Bagaimana sebuah karma buruk bisa menurun kepada anak? Dalam psikologi, ada sebuah penelitian yang erat kaitannya dengan fenomena karma leluhur ini, yakni fenomena intergenerational trauma atau trauma antar generasi. Trauma antar generasi ini sifatnya menurun dan dimulai ketika leluhur kita mengalami kejadian traumatis yang terekam oleh DNA-nya dan diturunkan hingga generasi-generasi selanjutnya. Dalam DNA kita, diperkirakan ada lebih dari 25.000 gen yang terus aktif menentukan bagaimana bentuk tubuh kita, warna rambut kita, tinggi badan kita, hingga jenis penyakit apa yang bisa muncul semasa hidup, termasuk juga menginstruksikan tubuh untuk memproduksi antibodi guna melawan penyakit-penyakit yang kita derita.

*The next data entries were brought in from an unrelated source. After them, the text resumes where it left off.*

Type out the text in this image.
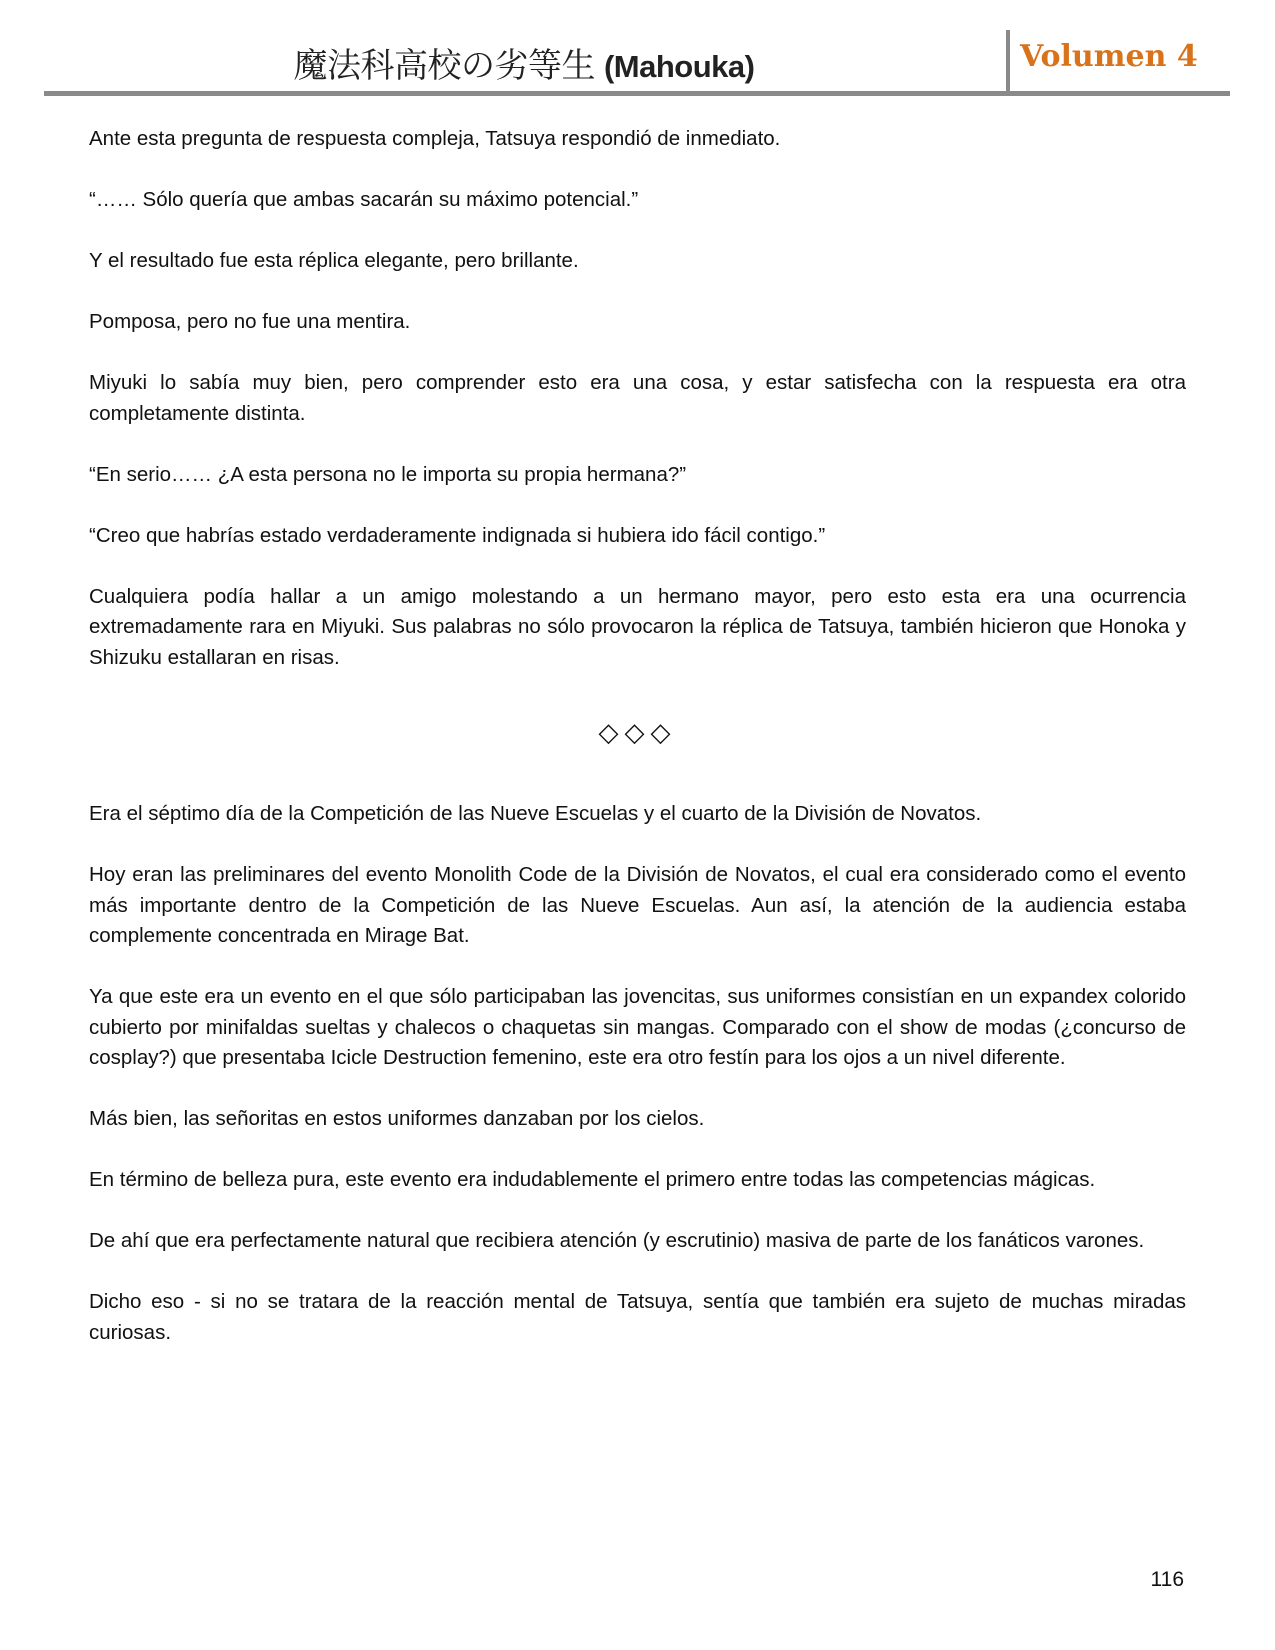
魔法科高校の劣等生 (Mahouka)	Volumen 4

Ante esta pregunta de respuesta compleja, Tatsuya respondió de inmediato.

“…… Sólo quería que ambas sacarán su máximo potencial.”

Y el resultado fue esta réplica elegante, pero brillante.

Pomposa, pero no fue una mentira.

Miyuki lo sabía muy bien, pero comprender esto era una cosa, y estar satisfecha con la respuesta era otra completamente distinta.

“En serio…… ¿A esta persona no le importa su propia hermana?”

“Creo que habrías estado verdaderamente indignada si hubiera ido fácil contigo.”

Cualquiera podía hallar a un amigo molestando a un hermano mayor, pero esto esta era una ocurrencia extremadamente rara en Miyuki. Sus palabras no sólo provocaron la réplica de Tatsuya, también hicieron que Honoka y Shizuku estallaran en risas.

◇◇◇

Era el séptimo día de la Competición de las Nueve Escuelas y el cuarto de la División de Novatos.

Hoy eran las preliminares del evento Monolith Code de la División de Novatos, el cual era considerado como el evento más importante dentro de la Competición de las Nueve Escuelas. Aun así, la atención de la audiencia estaba complemente concentrada en Mirage Bat.

Ya que este era un evento en el que sólo participaban las jovencitas, sus uniformes consistían en un expandex colorido cubierto por minifaldas sueltas y chalecos o chaquetas sin mangas. Comparado con el show de modas (¿concurso de cosplay?) que presentaba Icicle Destruction femenino, este era otro festín para los ojos a un nivel diferente.

Más bien, las señoritas en estos uniformes danzaban por los cielos.

En término de belleza pura, este evento era indudablemente el primero entre todas las competencias mágicas.

De ahí que era perfectamente natural que recibiera atención (y escrutinio) masiva de parte de los fanáticos varones.

Dicho eso - si no se tratara de la reacción mental de Tatsuya, sentía que también era sujeto de muchas miradas curiosas.

116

Ternyata, mayoritas gen kita itu ada dalam kondisi dorman atau tertidur, dan ini jumlahnya lebih dari 90% dari DNA kita. Gen yang tertidur ini bisa saja bangun atau aktif ketika ia mendapatkan situasi lingkungan yang mendukung. Ketika seseorang mengalami peristiwa traumatik yang sangat menyakitkan, DNA akan segera merespons dengan mengaktifkan gen untuk menolong manusia bertahan hidup selama masa-masa stres tersebut. Gen biasanya akan membuat manusia bisa merespons stres dengan tiga opsi: fight, flight, atau freeze. Fight artinya lawan, flight artinya kabur, dan freeze artinya diam. Ini adalah mekanisme respons otomatis yang terjadi dari tubuh manusia yang sebenarnya berfungsi untuk membuat kita siap menghadapi situasi berbahaya di masa depan.
Respons fight, flight, dan freeze ini ternyata bisa diturunkan ke anak cucu kita untuk membuat mereka bersiap-siap menghadapi peristiwa traumatik yang mungkin saja terjadi. Inilah yang disebut dengan respons trauma, alias respons otomatis yang dikeluarkan manusia ketika ia mengalami kejadian traumatik yang menyakitkan. Dalam jangka pendek, ini memang bagus untuk mekanisme pertahanan diri, namun jika respons ini dibiarkan bersarang dalam jangka panjang, tentu saja akan merusak diri sendiri dan membuat kita menderita trauma berkepanjangan.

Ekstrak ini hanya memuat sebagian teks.